In the 2006 general election she supported the presidential campaign of Andrés Manuel López Obrador and was elected to the Senate, representing the State of Mexico.

In 2014, she resigned from the PRD and joined the National Regeneration Movement (MORENA) and ran as a mayoral candidate for Naucalpan, State of Mexico, for the 2015 elections.

Following the loss during the 2015 elections, on 20 November 2015, she was elected as General Secretary of MORENA. On 12 December 2017 she became President of MORENA once Andrés Manuel López Obrador left the post to become the party's candidate for the coalition "Juntos Haremos Historia." She formerly served in the Chamber of Deputies, resigning on 16 June 2023 in pursuit of the party's nomination in the 2024 presidential election.

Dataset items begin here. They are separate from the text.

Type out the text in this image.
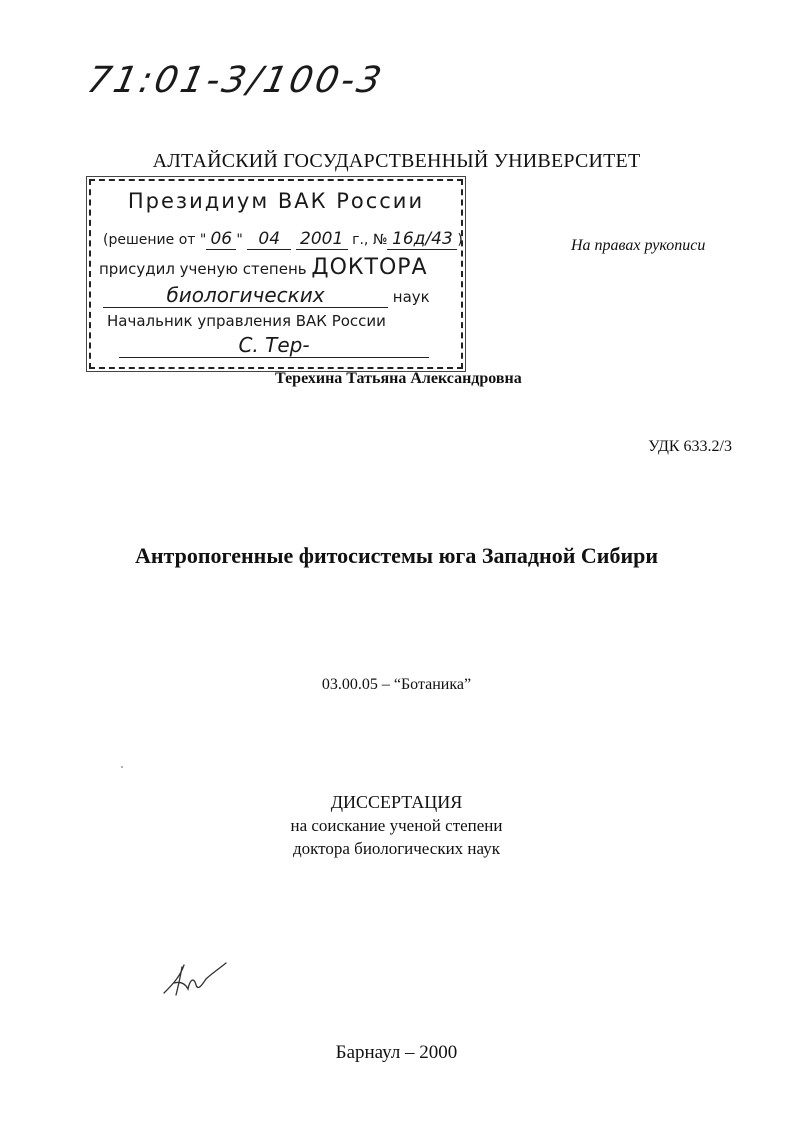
71:01-3/100-3
АЛТАЙСКИЙ ГОСУДАРСТВЕННЫЙ УНИВЕРСИТЕТ
На правах рукописи
Президиум ВАК России
(решение от " 06 " 04 2001 г., № 16д/43 )
присудил ученую степень ДОКТОРА
биологических	наук
Начальник управления ВАК России
С. Тер-
Терехина Татьяна Александровна
УДК 633.2/3
Антропогенные фитосистемы юга Западной Сибири
03.00.05 – “Ботаника”
ДИССЕРТАЦИЯ
на соискание ученой степени
доктора биологических наук
Барнаул – 2000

== Controversy over conflict of interest ==

In November 2010, according to the Mexico City's El Universal newspaper, she was embroiled in a scandal after a controversial vote in the upper chamber which favored tobacco companies, since her daughter works for one of the largest. In the incident, Senator Polevnsky voted against the legislative reform to increase cigarette prices, and therefore in favor of tobacco companies. It was later revealed that her daughter—Shirley Camacho Almaguer—worked as manager of External Communications Mexico for British American Tobacco (BAT), a Mexican-British company responsible for the Mexican operations of the Kent, Camel, Dunhill Viceroy, Lucky Strike, Raleigh, Alas and Montana brands. She denied any wrongdoing, allegedly responding that her vote had nothing to do with her daughter's job. On the contrary, she said that having been leader of the Mexican National Chamber of Industry, she could understand the uncertainty experienced by industry. Polevnsky insisted on denying any conflict of interest. "Her work does not influence my work," referring to both her job and her daughter's.